Foreign investors sold a net Rs.6.03 billion worth of government securities in the week ended February 7.
With the outflow, foreign investors have turned net sellers of government securities worth Rs.171.4 million so far this year up to February 7, the Central Bank data showed.
REUTERS: Sri Lankan shares fell for a second straight session yesterday as political uncertainty after a defeat of the two ruling coalition parties in a local poll hurt investor sentiment.
The Colombo stock index ended 0.16 percent lower at 6,532.26, further slipping from its highest close since November 8 hit on Friday.The index gained 0.8 percent last week, its third straight weekly rise.
Shares in Bukit Dhara PLC fell 7.6 percent while Hemas Holdings PLC fell 0.3 percent and Hatton National Bank PLC ended 1.6 percent weaker. Biggest listed lender, Commercial Bank of Ceylon PLC, lost 1.8 percent.
“The market is negative with the continued political uncertainty,” said First Capital Holdings Research Head Dimantha Mathew.
“Delay in settlement is creating more uncertainty,” he said, referring to a decision that could end the political instability.

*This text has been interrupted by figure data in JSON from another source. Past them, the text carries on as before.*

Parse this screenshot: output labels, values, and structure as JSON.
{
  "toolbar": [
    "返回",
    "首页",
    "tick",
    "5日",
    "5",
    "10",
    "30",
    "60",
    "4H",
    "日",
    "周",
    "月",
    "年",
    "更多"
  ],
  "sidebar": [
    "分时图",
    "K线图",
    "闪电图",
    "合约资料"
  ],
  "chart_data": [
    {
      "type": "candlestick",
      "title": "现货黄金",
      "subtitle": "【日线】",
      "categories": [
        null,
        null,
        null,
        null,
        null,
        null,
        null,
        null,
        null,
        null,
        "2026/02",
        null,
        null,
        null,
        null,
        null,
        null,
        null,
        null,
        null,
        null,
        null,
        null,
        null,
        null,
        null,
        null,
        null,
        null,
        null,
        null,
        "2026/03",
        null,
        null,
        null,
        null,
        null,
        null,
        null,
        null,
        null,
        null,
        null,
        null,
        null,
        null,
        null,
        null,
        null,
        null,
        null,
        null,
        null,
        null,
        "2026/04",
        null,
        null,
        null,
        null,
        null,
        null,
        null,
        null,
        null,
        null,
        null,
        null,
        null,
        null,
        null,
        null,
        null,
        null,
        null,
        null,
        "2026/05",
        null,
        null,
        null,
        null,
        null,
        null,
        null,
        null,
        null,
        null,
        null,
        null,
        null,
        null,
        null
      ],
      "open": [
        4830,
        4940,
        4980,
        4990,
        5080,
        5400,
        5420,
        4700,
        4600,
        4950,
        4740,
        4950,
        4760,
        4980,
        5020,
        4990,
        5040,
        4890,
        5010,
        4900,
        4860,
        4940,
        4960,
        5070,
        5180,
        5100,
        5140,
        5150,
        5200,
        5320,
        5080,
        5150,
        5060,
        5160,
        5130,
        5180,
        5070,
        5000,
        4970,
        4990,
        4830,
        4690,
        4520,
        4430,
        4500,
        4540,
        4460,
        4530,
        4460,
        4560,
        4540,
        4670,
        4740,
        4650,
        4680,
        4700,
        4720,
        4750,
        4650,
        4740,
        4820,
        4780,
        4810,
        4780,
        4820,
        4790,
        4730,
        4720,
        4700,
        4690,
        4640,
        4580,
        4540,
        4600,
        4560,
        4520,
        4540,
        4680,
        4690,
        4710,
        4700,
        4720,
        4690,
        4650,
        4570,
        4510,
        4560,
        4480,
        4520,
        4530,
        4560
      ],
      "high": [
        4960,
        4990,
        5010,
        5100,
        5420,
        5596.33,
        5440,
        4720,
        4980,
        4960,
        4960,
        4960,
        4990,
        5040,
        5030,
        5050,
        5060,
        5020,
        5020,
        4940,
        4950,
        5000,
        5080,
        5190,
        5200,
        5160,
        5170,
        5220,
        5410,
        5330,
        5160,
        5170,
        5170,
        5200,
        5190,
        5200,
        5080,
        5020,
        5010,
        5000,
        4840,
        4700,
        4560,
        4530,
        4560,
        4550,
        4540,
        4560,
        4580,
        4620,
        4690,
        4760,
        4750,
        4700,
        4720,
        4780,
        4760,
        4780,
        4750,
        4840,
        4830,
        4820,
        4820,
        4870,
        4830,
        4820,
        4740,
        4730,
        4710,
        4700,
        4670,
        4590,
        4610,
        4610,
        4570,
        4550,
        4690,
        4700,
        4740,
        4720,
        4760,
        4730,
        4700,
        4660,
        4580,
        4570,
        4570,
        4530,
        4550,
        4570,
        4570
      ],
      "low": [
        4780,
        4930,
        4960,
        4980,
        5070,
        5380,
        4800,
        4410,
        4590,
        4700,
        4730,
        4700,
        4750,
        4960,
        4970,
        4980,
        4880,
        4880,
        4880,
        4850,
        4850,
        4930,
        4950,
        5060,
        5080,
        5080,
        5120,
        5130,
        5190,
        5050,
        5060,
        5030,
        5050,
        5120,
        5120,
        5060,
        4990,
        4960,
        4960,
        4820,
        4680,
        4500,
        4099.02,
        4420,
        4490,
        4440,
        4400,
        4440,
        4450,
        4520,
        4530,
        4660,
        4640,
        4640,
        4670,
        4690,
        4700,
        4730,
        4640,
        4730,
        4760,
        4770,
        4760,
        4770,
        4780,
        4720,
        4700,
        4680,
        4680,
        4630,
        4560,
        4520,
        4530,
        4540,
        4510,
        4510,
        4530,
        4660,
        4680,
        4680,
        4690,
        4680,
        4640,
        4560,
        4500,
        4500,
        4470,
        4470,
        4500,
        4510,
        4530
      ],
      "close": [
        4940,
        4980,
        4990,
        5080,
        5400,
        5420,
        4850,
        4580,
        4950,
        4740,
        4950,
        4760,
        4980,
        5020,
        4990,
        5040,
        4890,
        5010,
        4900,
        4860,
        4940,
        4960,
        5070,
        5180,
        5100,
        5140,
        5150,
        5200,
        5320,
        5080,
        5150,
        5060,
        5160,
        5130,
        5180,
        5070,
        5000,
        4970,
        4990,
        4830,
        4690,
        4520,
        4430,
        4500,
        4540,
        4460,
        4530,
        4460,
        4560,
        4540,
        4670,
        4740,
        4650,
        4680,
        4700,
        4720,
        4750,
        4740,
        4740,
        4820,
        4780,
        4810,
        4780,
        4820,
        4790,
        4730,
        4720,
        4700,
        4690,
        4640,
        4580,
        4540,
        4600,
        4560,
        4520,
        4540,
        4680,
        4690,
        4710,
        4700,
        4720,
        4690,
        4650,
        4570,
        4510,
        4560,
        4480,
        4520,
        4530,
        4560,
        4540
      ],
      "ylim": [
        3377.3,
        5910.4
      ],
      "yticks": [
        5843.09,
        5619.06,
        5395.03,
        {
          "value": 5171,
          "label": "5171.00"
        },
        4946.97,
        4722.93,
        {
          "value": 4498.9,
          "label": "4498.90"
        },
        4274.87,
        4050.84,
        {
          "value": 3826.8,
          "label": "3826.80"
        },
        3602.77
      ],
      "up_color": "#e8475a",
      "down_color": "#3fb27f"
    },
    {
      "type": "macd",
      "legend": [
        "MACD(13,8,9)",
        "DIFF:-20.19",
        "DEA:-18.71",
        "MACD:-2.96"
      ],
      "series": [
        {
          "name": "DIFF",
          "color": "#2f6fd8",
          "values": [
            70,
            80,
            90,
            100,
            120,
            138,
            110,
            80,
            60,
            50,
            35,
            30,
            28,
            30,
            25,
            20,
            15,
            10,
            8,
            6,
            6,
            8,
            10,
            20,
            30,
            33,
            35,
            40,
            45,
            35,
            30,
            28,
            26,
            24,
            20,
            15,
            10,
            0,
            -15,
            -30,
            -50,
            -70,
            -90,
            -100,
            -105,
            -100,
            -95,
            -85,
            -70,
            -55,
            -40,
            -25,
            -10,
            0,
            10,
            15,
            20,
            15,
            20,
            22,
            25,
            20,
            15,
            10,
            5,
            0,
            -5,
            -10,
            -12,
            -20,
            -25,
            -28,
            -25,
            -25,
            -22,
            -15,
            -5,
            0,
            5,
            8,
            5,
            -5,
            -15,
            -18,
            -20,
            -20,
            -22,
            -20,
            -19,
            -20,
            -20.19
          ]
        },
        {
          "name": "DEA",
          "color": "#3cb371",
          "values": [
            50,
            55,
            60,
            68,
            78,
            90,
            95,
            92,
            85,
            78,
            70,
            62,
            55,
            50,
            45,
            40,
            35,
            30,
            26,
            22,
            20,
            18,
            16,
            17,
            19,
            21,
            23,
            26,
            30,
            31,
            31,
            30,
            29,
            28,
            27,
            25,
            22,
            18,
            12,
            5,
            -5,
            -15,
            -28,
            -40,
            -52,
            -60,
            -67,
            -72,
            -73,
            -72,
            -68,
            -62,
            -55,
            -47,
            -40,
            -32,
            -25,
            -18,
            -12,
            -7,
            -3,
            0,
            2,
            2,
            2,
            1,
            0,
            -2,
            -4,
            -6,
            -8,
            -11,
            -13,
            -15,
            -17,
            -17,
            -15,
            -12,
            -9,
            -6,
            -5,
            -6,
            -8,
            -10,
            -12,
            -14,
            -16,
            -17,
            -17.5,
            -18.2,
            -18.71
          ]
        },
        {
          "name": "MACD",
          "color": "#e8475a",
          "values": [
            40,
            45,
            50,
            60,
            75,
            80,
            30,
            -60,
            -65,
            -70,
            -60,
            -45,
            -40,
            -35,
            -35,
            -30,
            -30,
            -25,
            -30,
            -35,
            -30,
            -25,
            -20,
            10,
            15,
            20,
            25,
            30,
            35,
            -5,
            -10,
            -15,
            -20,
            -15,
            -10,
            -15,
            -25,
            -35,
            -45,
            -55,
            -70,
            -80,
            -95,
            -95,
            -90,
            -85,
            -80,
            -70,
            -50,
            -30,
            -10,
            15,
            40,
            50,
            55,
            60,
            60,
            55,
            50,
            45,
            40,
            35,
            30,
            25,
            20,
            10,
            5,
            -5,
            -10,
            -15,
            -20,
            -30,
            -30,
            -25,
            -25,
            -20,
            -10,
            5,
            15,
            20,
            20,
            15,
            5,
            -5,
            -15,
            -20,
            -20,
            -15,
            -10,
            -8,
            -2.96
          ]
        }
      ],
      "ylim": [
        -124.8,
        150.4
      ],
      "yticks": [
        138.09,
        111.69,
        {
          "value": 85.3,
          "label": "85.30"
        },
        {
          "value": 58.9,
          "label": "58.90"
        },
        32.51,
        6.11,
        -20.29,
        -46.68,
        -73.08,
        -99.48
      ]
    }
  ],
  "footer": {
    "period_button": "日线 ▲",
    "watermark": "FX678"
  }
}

Investors are waiting for some stability and to see the direction in which both the coalition partners are headed.
The turnover stood at Rs.654.7 million, well below last year’s daily average of Rs.915.3 million.
Foreign investors, however, bought a net Rs.97.2 million worth of shares yesterday, extending the year-to-date net foreign inflow to Rs.5.4 billion worth of equities.
Analysts also said the investors were waiting to see the Central Bank’s key policy rate announcement today, which is widely expected to remain unchanged.